Pierwsze egzaminy dyplomowe na Wydziale Elektrycznym Politechniki Gdańskiej odbyły
się 6. września 1946 roku. To wtedy dyplomy uzyskali między innymi późniejsi profesorowie, nasi
nauczyciele akademiccy Stefan Roszczyk, Tadeusz Lipski, jak również Stanisław Kuropatwiński oraz
Sławomir Wyszkowski (ojciec naszego kolegi z rocznika 1965). Na tej samej stronie archiwalnego
zeszytu, prowadzonego początkowo przez panią Matyldę Nosekową, a później przez Panią Zofię
Bubniewicz, można przeczytać nazwiska kolejnych absolwentów: Stefana Grudzieckiego, Jerzego
Jaczewskiego i Jerzego Dziedzica.
W kolejnych latach Wydział Elektryczny, a po zmianie nazwy w 1996 roku, Wydział
Elektrotechniki i Automatyki, kończyły kolejne roczniki z dyplomami inżynierów lub magistrów
inżynierów w kierunku elektrotechniki różnych specjalności. W roku 1989 uruchomiony został
kierunek automatyka, zaś od roku 2005 wspólnie z wydziałami: Mechanicznym oraz
Oceanotechniki i Okrętownictwa, prowadzony jest kierunek Energetyka. Ponadto od roku
akademickiego 1997 Wydział prowadzi studia III stopnia (doktoranckie). Od roku 1965 Wydział
posiada pełne prawa akademickie (dotyczące doktoryzowania i habilitowania) w dyscyplinie
Elektrotechnika, a od 2001 prawo doktoryzowania w dyscyplinie Automatyka i Robotyka. Obecnie
na Wydziale studiuje w systemie stacjonarnym i zaocznym w sumie 1942 studentów.

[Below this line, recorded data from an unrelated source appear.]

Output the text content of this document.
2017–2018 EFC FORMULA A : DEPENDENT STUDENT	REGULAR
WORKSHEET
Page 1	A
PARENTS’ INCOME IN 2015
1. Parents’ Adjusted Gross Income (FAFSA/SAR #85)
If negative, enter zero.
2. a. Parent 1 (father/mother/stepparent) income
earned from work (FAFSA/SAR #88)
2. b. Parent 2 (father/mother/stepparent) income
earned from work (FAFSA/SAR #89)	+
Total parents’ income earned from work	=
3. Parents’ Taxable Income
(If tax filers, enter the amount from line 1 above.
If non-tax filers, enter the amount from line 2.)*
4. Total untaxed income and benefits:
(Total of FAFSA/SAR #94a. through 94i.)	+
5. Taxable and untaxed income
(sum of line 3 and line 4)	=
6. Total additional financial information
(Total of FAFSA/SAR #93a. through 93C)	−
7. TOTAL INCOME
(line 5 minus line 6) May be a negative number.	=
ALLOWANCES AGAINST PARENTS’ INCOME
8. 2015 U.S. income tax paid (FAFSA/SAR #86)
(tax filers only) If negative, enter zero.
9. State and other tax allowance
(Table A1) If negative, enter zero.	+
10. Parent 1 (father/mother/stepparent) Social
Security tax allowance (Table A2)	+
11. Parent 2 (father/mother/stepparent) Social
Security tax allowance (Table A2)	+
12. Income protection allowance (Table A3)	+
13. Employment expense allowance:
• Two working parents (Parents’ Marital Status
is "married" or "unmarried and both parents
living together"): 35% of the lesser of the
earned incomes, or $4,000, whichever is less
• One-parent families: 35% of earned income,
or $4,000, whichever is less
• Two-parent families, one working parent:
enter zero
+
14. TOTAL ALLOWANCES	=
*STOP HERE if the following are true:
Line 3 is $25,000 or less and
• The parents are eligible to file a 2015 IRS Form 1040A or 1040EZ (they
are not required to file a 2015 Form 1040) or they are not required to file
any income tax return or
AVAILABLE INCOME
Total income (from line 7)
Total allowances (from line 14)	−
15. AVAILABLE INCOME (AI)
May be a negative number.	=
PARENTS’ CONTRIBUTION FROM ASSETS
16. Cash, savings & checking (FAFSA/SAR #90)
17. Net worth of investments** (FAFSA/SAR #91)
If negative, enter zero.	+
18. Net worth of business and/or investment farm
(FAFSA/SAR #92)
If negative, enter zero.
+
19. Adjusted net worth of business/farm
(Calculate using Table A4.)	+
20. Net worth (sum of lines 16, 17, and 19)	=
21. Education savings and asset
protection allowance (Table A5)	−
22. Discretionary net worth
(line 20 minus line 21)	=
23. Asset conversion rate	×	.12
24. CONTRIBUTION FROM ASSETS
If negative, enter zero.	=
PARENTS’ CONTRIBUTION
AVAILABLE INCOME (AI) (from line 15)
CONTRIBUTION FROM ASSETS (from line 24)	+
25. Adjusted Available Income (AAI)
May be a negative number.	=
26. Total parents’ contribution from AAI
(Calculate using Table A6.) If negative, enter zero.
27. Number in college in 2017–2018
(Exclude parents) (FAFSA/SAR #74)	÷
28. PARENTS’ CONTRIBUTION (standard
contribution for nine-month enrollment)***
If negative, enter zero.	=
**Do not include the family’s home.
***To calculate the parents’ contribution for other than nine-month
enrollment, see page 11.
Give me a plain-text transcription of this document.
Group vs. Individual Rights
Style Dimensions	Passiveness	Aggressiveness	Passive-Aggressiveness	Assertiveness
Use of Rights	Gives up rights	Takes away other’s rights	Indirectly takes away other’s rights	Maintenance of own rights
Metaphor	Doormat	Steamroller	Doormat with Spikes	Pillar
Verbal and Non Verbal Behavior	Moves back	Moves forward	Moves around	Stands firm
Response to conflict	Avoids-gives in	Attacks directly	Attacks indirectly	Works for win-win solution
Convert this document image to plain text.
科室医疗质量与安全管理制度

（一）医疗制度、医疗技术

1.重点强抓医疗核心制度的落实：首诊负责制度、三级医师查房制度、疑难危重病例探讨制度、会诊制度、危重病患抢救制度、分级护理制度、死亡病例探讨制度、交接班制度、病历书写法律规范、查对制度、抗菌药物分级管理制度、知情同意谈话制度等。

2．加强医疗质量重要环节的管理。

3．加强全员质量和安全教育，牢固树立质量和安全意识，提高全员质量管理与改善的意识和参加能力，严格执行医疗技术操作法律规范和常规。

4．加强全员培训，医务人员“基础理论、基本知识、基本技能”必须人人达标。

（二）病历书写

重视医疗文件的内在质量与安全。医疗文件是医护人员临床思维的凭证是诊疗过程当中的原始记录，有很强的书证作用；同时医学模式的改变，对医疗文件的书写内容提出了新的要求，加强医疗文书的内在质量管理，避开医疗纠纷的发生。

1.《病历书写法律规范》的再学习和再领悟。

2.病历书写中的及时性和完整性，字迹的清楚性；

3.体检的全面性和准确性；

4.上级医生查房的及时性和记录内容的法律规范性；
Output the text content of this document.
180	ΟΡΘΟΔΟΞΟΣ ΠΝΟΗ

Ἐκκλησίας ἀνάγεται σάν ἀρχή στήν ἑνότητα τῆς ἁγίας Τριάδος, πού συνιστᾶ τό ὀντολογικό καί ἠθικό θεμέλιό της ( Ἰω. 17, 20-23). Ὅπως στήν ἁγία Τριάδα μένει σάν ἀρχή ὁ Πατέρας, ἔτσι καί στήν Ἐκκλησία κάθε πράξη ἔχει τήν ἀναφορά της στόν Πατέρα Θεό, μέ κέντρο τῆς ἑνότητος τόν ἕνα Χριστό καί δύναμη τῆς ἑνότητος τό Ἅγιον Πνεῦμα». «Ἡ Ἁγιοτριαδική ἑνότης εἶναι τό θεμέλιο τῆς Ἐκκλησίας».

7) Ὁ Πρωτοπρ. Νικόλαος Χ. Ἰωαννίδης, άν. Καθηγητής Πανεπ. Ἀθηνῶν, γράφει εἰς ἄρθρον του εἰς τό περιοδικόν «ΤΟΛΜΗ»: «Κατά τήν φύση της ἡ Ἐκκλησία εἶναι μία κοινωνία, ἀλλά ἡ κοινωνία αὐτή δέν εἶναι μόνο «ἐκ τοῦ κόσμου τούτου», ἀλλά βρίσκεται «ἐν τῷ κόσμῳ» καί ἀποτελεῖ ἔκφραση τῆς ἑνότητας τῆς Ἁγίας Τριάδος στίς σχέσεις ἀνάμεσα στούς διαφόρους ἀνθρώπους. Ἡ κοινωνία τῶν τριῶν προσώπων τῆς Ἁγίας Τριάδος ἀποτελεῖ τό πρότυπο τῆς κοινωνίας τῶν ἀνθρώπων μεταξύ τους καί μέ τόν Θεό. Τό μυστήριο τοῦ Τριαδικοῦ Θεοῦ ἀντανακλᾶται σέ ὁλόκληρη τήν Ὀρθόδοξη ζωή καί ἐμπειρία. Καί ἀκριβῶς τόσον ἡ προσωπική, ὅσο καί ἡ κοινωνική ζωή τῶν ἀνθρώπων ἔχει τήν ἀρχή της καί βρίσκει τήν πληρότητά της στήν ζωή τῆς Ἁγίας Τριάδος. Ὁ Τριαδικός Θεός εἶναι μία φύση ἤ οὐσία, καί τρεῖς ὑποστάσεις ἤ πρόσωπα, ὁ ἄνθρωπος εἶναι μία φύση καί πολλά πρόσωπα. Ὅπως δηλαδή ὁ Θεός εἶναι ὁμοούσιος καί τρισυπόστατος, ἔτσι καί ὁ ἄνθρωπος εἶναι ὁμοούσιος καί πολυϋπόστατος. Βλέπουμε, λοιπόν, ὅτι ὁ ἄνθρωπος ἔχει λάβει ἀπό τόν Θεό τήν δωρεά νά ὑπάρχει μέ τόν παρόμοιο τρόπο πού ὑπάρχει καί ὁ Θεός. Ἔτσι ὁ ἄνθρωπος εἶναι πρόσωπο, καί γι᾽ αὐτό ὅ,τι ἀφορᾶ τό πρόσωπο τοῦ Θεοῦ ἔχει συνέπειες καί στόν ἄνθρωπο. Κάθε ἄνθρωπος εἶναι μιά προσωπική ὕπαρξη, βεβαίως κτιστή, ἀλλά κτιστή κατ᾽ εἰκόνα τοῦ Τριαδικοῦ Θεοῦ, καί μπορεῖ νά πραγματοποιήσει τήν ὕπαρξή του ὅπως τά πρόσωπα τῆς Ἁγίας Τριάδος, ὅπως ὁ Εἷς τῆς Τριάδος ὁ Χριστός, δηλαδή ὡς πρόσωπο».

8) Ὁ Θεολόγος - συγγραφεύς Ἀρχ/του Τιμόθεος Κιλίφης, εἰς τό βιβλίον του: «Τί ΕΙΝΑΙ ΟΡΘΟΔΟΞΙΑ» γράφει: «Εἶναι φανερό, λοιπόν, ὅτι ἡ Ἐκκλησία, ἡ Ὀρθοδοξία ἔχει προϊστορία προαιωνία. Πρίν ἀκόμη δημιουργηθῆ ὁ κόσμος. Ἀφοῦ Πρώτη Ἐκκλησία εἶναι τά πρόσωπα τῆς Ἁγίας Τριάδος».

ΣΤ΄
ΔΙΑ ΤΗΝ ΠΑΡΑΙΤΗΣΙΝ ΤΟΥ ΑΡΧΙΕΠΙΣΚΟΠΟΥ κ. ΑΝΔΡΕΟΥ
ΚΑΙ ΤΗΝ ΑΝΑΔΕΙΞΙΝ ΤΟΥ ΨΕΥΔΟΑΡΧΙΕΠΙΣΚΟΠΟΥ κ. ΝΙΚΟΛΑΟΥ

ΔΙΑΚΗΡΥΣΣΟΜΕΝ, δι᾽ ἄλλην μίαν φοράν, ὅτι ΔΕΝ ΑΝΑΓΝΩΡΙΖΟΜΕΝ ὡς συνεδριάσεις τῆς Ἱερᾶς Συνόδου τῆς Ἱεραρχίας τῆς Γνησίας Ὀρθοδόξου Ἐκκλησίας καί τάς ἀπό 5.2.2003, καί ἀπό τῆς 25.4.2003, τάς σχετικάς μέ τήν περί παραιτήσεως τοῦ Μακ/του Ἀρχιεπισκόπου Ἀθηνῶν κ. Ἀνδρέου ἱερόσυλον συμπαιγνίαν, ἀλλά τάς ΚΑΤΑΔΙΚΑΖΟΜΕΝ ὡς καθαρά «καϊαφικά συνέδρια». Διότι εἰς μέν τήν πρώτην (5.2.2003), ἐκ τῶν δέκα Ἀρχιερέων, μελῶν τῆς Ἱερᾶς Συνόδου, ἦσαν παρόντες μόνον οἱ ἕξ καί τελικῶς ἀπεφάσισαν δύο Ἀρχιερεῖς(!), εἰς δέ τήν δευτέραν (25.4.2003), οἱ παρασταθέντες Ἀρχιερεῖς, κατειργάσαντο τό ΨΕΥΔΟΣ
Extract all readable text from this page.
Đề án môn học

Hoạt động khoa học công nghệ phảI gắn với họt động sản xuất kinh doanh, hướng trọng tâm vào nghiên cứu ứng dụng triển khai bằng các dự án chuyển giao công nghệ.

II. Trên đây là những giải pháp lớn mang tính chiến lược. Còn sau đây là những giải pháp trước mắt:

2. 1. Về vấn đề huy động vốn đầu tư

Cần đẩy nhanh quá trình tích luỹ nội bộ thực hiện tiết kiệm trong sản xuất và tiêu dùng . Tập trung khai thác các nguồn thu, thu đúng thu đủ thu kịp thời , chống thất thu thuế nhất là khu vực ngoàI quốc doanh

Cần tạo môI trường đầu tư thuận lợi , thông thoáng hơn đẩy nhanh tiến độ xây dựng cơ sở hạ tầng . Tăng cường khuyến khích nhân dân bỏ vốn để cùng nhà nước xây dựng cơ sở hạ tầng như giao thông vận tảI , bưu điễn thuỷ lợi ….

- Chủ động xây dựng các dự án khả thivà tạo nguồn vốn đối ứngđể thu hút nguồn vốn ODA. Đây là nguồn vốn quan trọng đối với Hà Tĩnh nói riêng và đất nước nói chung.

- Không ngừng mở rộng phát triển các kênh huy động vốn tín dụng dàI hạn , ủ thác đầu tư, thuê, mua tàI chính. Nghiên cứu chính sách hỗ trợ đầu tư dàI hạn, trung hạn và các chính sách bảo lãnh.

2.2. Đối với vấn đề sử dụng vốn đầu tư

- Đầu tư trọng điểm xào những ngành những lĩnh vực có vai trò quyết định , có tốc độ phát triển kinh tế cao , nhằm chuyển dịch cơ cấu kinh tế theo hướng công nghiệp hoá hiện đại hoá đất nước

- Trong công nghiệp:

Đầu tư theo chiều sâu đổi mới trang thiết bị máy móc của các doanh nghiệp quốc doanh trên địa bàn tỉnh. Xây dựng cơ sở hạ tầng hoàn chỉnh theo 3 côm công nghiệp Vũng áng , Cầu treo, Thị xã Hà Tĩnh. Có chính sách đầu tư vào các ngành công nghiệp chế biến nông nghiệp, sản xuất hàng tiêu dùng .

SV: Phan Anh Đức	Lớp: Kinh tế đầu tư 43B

Jeszcze podczas studiów lub bezpośrednio po ich ukończeniu wielu z nas, absolwentów
Wydziału, wstępowało w szeregi Stowarzyszenia Elektryków Polskich. Profesor Jerzy Sawicki
został członkiem SEP wiosną 1951 roku.
*)
– Starszy wykładowca w Katedrze Elektrotechniki i Informatyki Wydziału Elektrotechniki i
Automatyki Politechniki Gdańskiej. Absolwent Wydziału Elektrycznego z rocznika 1965 –
1971. Nr legitymacji członkowskiej SEP 0919055.
**) – Jerzy Sawicki: „Rok pierwszy”, Gdańsk 2000 (materiał niepublikowany).